Sin embargo, en el momento en que la segunda figura entró a la cámara, caminó hasta él y se agachó a su cara, Lucrecia se levantó del sofá y arrojó la pantalla para cerrarla.

Edvin se congeló en su postura, su mente era un rompecabezas al que le faltaban piezas que no eran difíciles de adivinar.

—Edvin—balbuceó Lucrecia, todo el cuerpo le temblaba—, la mujer que entró... ¿se parecía un poco a Elizabeth? — Edvin se llevó ambas manos a la cara, la oscuridad que cubrió sus ojos no hizo suficiente por borrar sus imágenes previas. —¿Crees que sea... —preguntó negando su propia voz—, crees que la casa este en esa dirección? —apuntó al papel en el suelo, su marido no parecía tener nada que decir—, ¿crees que ella este ahí ahora?

Cuando la melodía del timbre despertó a Elizabeth del repentino sueño que la había derrumbado en el sofá, ella no se imaginó que, al abrir la puerta, no encontraría al hombre ardiente por el que clamaba su pecho, si no a la fría silueta y pesada mirada de su madre.

A unas cuantas calles Mitzuru se preparaba para salir de su oficina cuando escuchó la puerta abrirse.

—Edvin—lo saludó viendo cómo se dirigía hasta él—, ¿qué sucede?
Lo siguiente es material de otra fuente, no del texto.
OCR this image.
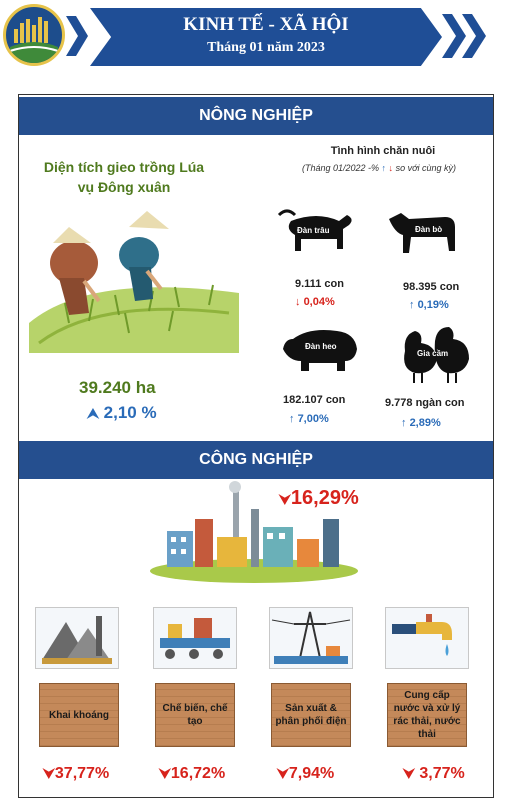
KINH TẾ - XÃ HỘI
Tháng 01 năm 2023
NÔNG NGHIỆP
Diện tích gieo trồng Lúa
vụ Đông xuân
39.240 ha
⮝ 2,10 %
Tình hình chăn nuôi
(Tháng 01/2022 -% ↑ ↓ so với cùng kỳ)
Đàn trâu
9.111 con
↓ 0,04%
Đàn bò
98.395 con
↑ 0,19%
Đàn heo
182.107 con
↑ 7,00%
Gia cầm
9.778 ngàn con
↑ 2,89%
CÔNG NGHIỆP
⮟16,29%
Khai khoáng
Chế biến, chế tạo
Sản xuất & phân phối điện
Cung cấp nước và xử lý rác thải, nước thải
⮟37,77%	⮟16,72%	⮟7,94%	⮟ 3,77%
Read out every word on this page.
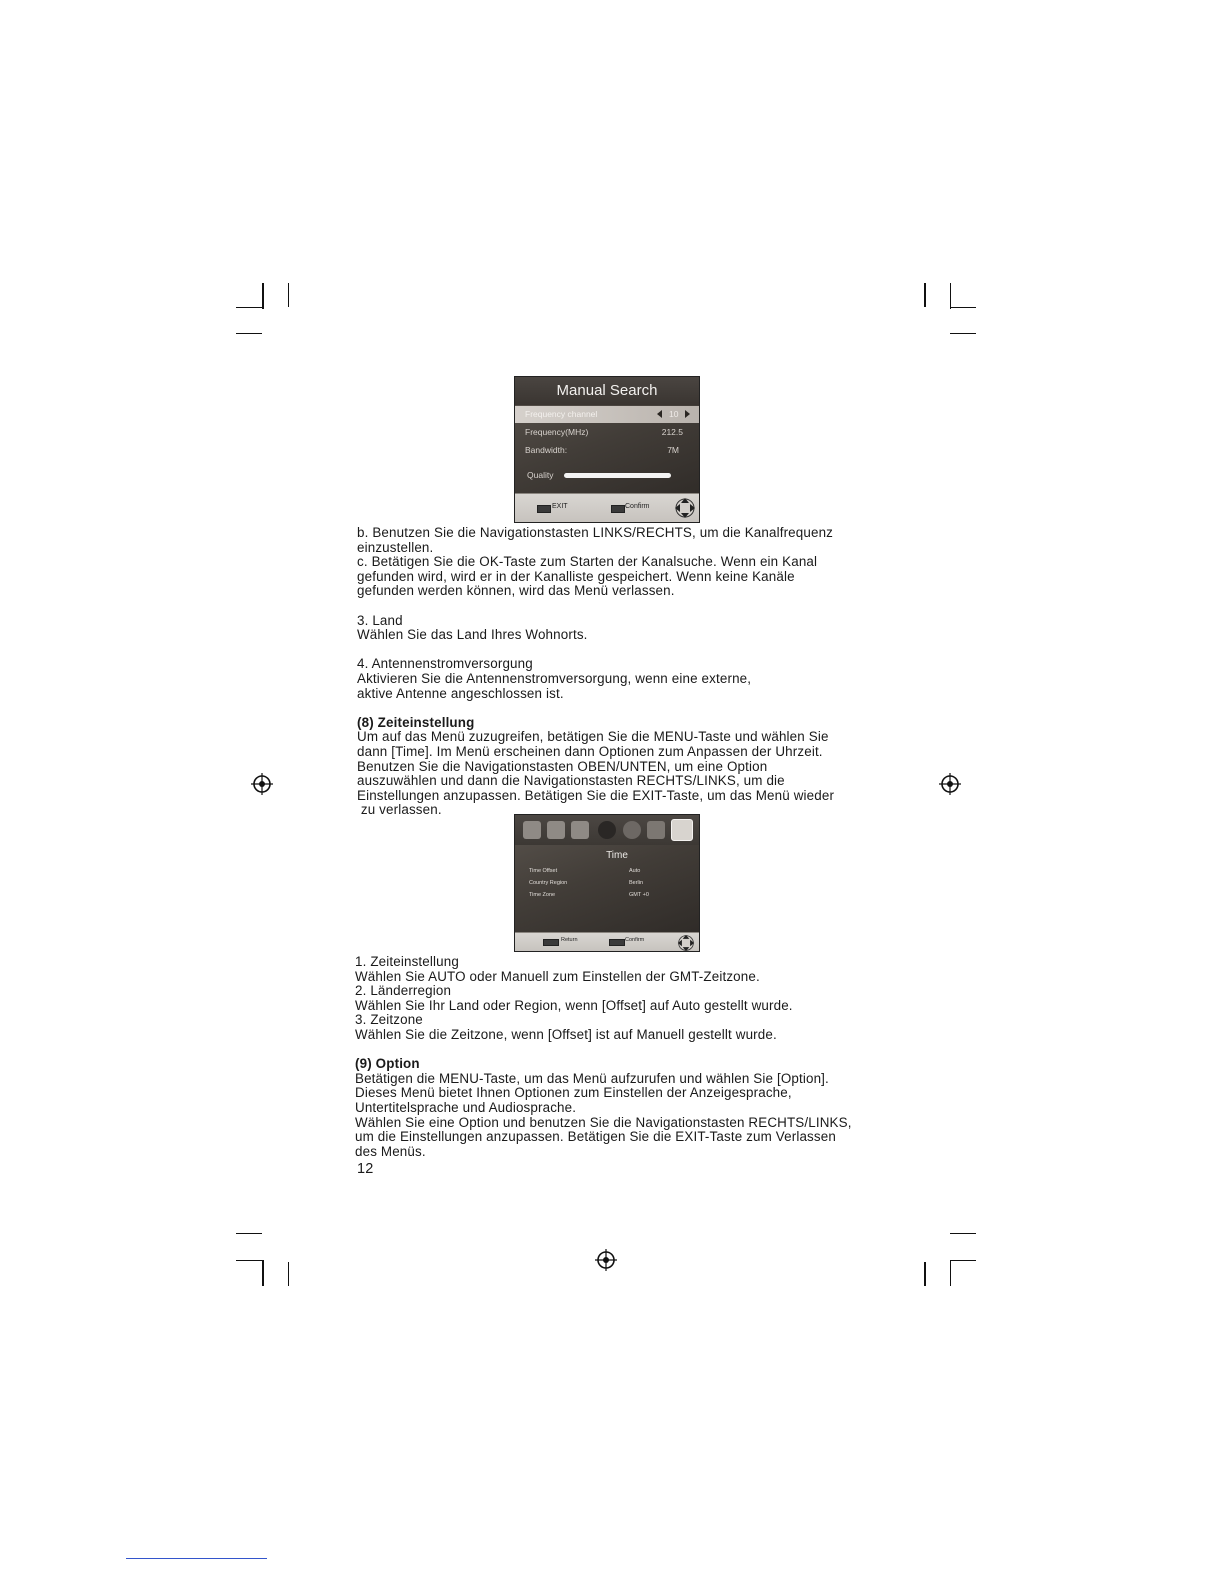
Manual Search
Frequency channel	10
Frequency(MHz)	212.5
Bandwidth:	7M
Quality
EXIT	Confirm
b. Benutzen Sie die Navigationstasten LINKS/RECHTS, um die Kanalfrequenz
einzustellen.
c. Betätigen Sie die OK-Taste zum Starten der Kanalsuche. Wenn ein Kanal
gefunden wird, wird er in der Kanalliste gespeichert. Wenn keine Kanäle
gefunden werden können, wird das Menü verlassen.
3. Land
Wählen Sie das Land Ihres Wohnorts.
4. Antennenstromversorgung
Aktivieren Sie die Antennenstromversorgung, wenn eine externe,
aktive Antenne angeschlossen ist.
(8) Zeiteinstellung
Um auf das Menü zuzugreifen, betätigen Sie die MENU-Taste und wählen Sie
dann [Time]. Im Menü erscheinen dann Optionen zum Anpassen der Uhrzeit.
Benutzen Sie die Navigationstasten OBEN/UNTEN, um eine Option
auszuwählen und dann die Navigationstasten RECHTS/LINKS, um die
Einstellungen anzupassen. Betätigen Sie die EXIT-Taste, um das Menü wieder
zu verlassen.
Time
Time Offset	Auto
Country Region	Berlin
Time Zone	GMT +0
Return	Confirm
1. Zeiteinstellung
Wählen Sie AUTO oder Manuell zum Einstellen der GMT-Zeitzone.
2. Länderregion
Wählen Sie Ihr Land oder Region, wenn [Offset] auf Auto gestellt wurde.
3. Zeitzone
Wählen Sie die Zeitzone, wenn [Offset] ist auf Manuell gestellt wurde.
(9) Option
Betätigen die MENU-Taste, um das Menü aufzurufen und wählen Sie [Option].
Dieses Menü bietet Ihnen Optionen zum Einstellen der Anzeigesprache,
Untertitelsprache und Audiosprache.
Wählen Sie eine Option und benutzen Sie die Navigationstasten RECHTS/LINKS,
um die Einstellungen anzupassen. Betätigen Sie die EXIT-Taste zum Verlassen
des Menüs.
12
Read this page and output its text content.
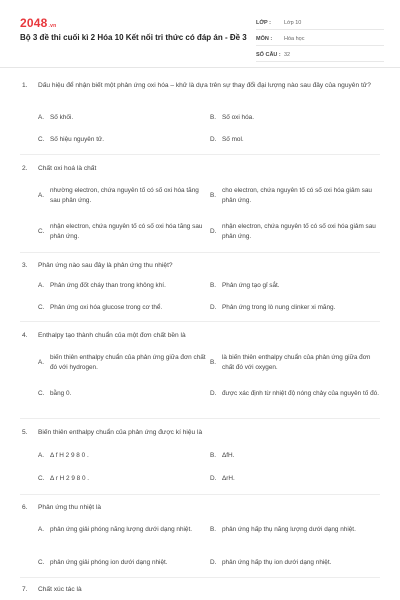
2048.vn
Bộ 3 đề thi cuối kì 2 Hóa 10 Kết nối tri thức có đáp án - Đề 3
LỚP :	Lớp 10
MÔN :	Hóa học
SỐ CÂU : 32
1.	Dấu hiệu để nhận biết một phản ứng oxi hóa – khử là dựa trên sự thay đổi đại lượng nào sau đây của nguyên tử?
A. Số khối.	B. Số oxi hóa.
C. Số hiệu nguyên tử.	D. Số mol.
2.	Chất oxi hoá là chất
A.
nhường electron, chứa nguyên tố có số oxi hóa tăng sau phản ứng.
B.
cho electron, chứa nguyên tố có số oxi hóa giảm sau phản ứng.
C.
nhận electron, chứa nguyên tố có số oxi hóa tăng sau phản ứng.
D.
nhận electron, chứa nguyên tố có số oxi hóa giảm sau phản ứng.
3.	Phản ứng nào sau đây là phản ứng thu nhiệt?
A. Phản ứng đốt cháy than trong không khí.	B. Phản ứng tạo gỉ sắt.
C. Phản ứng oxi hóa glucose trong cơ thể.	D. Phản ứng trong lò nung clinker xi măng.
4.	Enthalpy tạo thành chuẩn của một đơn chất bền là
A.
biến thiên enthalpy chuẩn của phản ứng giữa đơn chất đó với hydrogen.
B.
là biến thiên enthalpy chuẩn của phản ứng giữa đơn chất đó với oxygen.
C. bằng 0.	D. được xác định từ nhiệt độ nóng chảy của nguyên tố đó.
5.	Biến thiên enthalpy chuẩn của phản ứng được kí hiệu là
A. Δ f H 2 9 8 0 .	B. ΔfH.
C. Δ r H 2 9 8 0 .	D. ΔrH.
6.	Phản ứng thu nhiệt là
A. phản ứng giải phóng năng lượng dưới dạng nhiệt.	B. phản ứng hấp thụ năng lượng dưới dạng nhiệt.
C. phản ứng giải phóng ion dưới dạng nhiệt.	D. phản ứng hấp thụ ion dưới dạng nhiệt.
7.	Chất xúc tác là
Por supuesto, solo recibió un puñetazo que lo derribó en el suelo como respuesta.

Conocía a Edvin Marcovich como un hombre sereno cuya tranquilidad jamás había visto ser importunada, tal cual, montaña verde en el sur de Suiza, no sabía que su mano pesaba igual que una.

—Ah—exclamó Mitzuru mientras se reincorporaba, se limpió la sangre de la boca antes de encararlo—, eso.